Il s’agit d’un mode un peu particulier qui permet de « servir » des clients qui réalisent des tâches à périodicité variable, et qui consiste à attribuer la priorité maximale au client dont la périodicité des tâches est la plus courte. Par exemple, si l’un de vos clients traite un dossier par jour et un autre un dossier par mois, il est plus logique d’attribuer plus de ressources au premier.

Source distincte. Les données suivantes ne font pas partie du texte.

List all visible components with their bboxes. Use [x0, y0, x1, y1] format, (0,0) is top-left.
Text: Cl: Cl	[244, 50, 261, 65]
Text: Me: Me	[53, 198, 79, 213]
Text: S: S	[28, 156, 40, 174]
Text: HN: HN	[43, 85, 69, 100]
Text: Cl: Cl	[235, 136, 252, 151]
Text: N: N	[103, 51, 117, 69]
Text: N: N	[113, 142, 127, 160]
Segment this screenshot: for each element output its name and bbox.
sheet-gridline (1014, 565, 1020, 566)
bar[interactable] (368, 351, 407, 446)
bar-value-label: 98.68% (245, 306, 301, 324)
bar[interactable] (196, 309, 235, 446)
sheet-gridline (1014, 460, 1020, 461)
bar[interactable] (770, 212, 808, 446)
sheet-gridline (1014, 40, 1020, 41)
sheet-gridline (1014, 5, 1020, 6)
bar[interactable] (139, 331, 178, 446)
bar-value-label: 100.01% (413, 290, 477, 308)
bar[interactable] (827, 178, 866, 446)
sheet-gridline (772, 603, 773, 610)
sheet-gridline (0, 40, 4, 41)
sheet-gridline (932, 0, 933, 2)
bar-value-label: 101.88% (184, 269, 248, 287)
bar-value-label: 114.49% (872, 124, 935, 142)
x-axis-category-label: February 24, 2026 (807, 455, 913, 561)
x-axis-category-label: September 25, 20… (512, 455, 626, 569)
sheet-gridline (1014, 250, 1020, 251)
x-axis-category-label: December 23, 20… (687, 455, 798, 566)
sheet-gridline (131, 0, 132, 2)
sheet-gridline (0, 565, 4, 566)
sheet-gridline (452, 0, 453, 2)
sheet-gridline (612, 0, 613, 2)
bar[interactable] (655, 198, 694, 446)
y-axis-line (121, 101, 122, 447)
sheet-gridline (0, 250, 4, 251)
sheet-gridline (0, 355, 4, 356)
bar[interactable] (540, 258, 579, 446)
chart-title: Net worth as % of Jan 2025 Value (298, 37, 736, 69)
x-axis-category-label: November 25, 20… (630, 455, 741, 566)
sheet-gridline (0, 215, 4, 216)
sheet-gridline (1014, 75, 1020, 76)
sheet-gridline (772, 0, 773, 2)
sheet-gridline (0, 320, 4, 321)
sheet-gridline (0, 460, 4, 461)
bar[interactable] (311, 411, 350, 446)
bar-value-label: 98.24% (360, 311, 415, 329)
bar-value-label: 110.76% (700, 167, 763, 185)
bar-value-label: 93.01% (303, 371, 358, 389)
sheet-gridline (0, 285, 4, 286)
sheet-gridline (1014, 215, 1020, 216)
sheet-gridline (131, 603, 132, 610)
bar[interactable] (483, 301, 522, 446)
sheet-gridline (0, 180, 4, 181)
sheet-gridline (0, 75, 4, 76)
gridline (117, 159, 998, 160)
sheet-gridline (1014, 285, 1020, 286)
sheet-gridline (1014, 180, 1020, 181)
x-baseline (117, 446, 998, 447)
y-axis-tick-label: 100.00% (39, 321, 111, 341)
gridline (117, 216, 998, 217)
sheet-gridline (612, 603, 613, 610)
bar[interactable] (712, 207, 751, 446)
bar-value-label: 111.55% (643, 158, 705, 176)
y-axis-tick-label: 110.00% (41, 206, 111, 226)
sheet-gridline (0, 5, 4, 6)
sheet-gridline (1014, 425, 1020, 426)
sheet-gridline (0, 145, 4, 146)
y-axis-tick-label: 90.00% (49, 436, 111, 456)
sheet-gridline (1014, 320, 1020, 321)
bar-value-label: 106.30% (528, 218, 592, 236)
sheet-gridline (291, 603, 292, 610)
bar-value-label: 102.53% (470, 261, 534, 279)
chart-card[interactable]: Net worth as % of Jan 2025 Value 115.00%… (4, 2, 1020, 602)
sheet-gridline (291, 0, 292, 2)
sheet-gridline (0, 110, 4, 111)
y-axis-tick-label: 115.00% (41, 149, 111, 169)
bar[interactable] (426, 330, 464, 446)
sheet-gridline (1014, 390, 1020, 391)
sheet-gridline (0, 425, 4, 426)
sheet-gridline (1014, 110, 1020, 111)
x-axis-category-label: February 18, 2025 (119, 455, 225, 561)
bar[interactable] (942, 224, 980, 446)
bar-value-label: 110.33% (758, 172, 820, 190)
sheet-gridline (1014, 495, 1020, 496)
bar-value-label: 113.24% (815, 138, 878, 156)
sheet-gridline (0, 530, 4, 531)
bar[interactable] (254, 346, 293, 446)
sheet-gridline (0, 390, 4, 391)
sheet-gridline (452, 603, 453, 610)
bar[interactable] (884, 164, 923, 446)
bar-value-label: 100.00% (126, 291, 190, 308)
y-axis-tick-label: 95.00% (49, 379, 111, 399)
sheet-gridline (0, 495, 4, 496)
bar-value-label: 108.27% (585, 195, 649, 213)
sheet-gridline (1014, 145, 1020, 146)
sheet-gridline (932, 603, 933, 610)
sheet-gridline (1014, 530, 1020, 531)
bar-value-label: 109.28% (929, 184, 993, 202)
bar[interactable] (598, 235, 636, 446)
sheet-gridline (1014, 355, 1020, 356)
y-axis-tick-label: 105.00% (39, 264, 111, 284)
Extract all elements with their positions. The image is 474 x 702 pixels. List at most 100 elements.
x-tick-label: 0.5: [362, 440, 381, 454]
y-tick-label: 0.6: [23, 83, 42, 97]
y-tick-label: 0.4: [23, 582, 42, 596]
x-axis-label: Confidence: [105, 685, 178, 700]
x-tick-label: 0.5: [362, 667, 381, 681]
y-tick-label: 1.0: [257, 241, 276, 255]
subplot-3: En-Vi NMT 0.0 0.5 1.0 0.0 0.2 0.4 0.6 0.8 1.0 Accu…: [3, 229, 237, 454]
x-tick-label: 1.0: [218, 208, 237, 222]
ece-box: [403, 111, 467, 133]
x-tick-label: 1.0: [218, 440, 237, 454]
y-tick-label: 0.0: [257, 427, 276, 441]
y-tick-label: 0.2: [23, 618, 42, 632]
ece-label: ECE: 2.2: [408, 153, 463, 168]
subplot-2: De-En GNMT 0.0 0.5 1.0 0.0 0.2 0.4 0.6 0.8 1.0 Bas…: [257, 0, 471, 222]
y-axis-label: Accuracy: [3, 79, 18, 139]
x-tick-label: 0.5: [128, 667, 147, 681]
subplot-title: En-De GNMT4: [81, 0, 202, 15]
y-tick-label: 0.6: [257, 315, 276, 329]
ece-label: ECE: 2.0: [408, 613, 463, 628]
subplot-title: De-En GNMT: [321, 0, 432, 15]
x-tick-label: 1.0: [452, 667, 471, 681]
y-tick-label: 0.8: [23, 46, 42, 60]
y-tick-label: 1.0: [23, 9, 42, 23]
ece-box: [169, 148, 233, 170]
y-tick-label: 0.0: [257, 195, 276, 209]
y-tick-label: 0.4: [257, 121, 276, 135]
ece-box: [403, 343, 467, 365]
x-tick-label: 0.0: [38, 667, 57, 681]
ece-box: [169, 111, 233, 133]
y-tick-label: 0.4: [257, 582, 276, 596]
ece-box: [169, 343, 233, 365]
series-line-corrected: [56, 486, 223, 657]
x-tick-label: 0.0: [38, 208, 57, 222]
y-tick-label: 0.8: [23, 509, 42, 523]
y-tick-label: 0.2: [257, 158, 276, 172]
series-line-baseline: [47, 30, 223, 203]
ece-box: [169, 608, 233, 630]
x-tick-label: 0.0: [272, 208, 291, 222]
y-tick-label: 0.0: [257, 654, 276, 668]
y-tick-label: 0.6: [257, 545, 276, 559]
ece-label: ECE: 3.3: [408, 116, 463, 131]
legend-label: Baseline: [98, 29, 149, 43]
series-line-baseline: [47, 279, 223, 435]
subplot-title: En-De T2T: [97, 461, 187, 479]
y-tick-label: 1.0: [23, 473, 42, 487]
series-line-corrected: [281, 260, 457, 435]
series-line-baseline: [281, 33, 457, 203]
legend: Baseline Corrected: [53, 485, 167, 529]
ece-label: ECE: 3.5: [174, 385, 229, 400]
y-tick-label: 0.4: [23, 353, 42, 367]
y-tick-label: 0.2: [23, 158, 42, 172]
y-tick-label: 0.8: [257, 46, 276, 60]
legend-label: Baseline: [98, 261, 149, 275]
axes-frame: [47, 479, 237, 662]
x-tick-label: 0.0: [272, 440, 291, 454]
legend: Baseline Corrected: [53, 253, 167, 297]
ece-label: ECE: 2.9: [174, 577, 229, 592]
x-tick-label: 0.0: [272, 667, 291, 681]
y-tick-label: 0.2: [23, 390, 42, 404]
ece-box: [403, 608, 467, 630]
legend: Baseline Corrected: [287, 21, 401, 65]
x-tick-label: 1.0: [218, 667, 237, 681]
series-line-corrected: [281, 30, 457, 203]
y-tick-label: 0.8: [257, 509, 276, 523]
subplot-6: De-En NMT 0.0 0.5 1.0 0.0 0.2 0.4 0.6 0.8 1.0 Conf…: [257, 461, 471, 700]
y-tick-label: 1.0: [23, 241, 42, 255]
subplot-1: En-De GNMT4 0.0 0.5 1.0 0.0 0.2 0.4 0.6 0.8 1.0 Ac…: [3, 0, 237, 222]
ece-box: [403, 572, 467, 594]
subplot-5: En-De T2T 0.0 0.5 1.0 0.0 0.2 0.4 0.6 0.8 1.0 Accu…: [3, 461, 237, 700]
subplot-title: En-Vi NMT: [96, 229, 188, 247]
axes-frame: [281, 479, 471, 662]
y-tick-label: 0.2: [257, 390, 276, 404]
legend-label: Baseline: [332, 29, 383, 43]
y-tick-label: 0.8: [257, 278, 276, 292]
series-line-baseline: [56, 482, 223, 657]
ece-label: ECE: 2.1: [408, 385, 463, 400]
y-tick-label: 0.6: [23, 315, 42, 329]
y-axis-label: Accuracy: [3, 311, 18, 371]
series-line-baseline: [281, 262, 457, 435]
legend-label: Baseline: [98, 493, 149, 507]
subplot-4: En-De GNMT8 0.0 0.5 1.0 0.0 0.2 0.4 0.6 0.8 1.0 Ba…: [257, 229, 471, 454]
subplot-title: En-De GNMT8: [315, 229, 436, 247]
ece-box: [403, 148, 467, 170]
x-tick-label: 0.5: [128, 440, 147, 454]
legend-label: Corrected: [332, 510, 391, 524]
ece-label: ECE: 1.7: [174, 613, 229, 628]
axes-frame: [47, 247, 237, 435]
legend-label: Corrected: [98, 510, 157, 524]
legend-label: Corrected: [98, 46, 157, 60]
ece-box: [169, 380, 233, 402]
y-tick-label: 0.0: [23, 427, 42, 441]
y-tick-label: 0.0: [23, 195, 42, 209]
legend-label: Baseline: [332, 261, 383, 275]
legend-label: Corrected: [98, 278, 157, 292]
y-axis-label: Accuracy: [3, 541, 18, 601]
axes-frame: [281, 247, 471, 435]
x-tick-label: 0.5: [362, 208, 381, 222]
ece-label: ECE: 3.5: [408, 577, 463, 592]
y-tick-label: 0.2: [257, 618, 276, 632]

Il peut être aussi vu comme le mode qui privilégie les clients qui travaillent en « temps réel » au détriment de ceux qui sont en mode de fonctionnement batch ou back office : il est normal de consacrer plus de ressources aux soldats qui sont au feu dans la tranchée qu’aux administratifs dans leurs bureaux (et bien évidemment à la seule lecture de cette phrase vous trouverez des tonnes de contre-exemples).

Mode « échéance »

Il s’agit d’attribuer la priorité de ressources la plus forte au client dont l’échéance est la plus proche. Ce mode est très courant et a pour principal inconvénient d’affecter toutes les ressources de l’organisation au client qui se signale la veille de sa propre échéance (parce qu’il a été négligent). C’est souvent la prime à la légèreté et c’est une plaie des organisations modernes. Les DSI en font les frais tous les jours : que l’on me donne 1 euro chaque fois qu’un service qui est en train de planifier un déménagement depuis six mois appelle la DSI l’avant-veille du jour J parce qu’il a oublié de prévenir et qu’il lui faut des prises RJ45 pour avant-hier dans ses nouveaux locaux. Il s’agit typiquement du mode réservé aux urgences, quand elles sont réelles : le fait que ce fonctionnement devienne un mode nominal est une anomalie.